On Bad at Sports in 2015, artist and critic Kevin B. Blake writes “Geoffrey Todd Smith is a prime example of an artist who uses his practice to induce introspection, which manifests materially as abstract paintings. His titles often reflect his accumulation of shared experience and an insight into the immediacy of his process, while the images conjure a methodology for achieving the internal gaze. His most recent project was executed under a set of rigid parameters that maintained a control of scale, considered material applications, and required an immense dedication of time.”

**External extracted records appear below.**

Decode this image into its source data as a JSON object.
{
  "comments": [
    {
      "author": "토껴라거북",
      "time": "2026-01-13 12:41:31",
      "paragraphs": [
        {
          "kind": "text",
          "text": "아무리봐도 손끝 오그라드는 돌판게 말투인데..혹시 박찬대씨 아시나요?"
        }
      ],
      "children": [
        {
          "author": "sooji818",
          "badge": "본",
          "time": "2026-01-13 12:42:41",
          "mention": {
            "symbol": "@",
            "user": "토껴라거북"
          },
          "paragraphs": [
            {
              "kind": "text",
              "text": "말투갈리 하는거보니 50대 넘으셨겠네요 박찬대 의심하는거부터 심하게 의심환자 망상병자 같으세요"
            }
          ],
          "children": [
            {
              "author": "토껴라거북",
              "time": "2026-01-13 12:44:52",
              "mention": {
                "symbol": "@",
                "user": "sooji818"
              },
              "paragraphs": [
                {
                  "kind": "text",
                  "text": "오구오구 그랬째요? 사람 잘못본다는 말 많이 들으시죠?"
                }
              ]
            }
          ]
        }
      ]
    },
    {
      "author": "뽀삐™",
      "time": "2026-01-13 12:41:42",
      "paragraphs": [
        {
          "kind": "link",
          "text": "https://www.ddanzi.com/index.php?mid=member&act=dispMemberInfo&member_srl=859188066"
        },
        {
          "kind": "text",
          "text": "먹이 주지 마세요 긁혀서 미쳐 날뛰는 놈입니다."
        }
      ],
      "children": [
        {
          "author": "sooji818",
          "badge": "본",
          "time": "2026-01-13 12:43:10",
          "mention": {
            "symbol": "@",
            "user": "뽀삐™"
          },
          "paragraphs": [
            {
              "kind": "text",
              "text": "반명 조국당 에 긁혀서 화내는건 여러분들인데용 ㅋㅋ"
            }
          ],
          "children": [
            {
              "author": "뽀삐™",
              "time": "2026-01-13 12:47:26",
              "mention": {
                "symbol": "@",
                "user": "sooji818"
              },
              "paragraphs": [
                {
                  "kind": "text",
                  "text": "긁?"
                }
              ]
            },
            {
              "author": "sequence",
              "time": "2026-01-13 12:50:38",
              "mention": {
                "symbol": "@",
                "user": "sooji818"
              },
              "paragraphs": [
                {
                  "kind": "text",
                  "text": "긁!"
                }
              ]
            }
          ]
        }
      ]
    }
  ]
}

Geoffrey Todd Smith’s solo shows include Western Exhibitions in Chicago, Luis de Jesus in Los Angeles, Hyde Park Art Center and the Union League, both in Chicago, and Nudashank in Baltimore. He has recently been included in group shows at LVL3 Gallery, The DePaul Art Museum and Shane Campbell Gallery in Chicago, The Hughes Gallery in Australia, The Green Gallery in Milwaukee, the Illinois State Museum, Charlie James Gallery in Los Angeles, DCKT in NYC, Circuit 12 in Dallas, and Baer Ridgway in San Francisco. His work is in the collections of The Art Institute of Chicago, The Federal Reserve Bank of Chicago, Hallmark Inc. in Kansas City, Fidelity Investments Corporate Art Collection, the Jager Collection in Amsterdam, Soho House Chicago, The South Bend Art Museum in Indiana and Harper College in Illinois and has been written about in The Seen, New American Paintings, Bad at Sports, art ltd, Juxtapoz, Chicago Tribune, New City Chicago and Chicago Magazine, who called him one of the “rising stars we should be collecting now”. Smith lives and works in Chicago.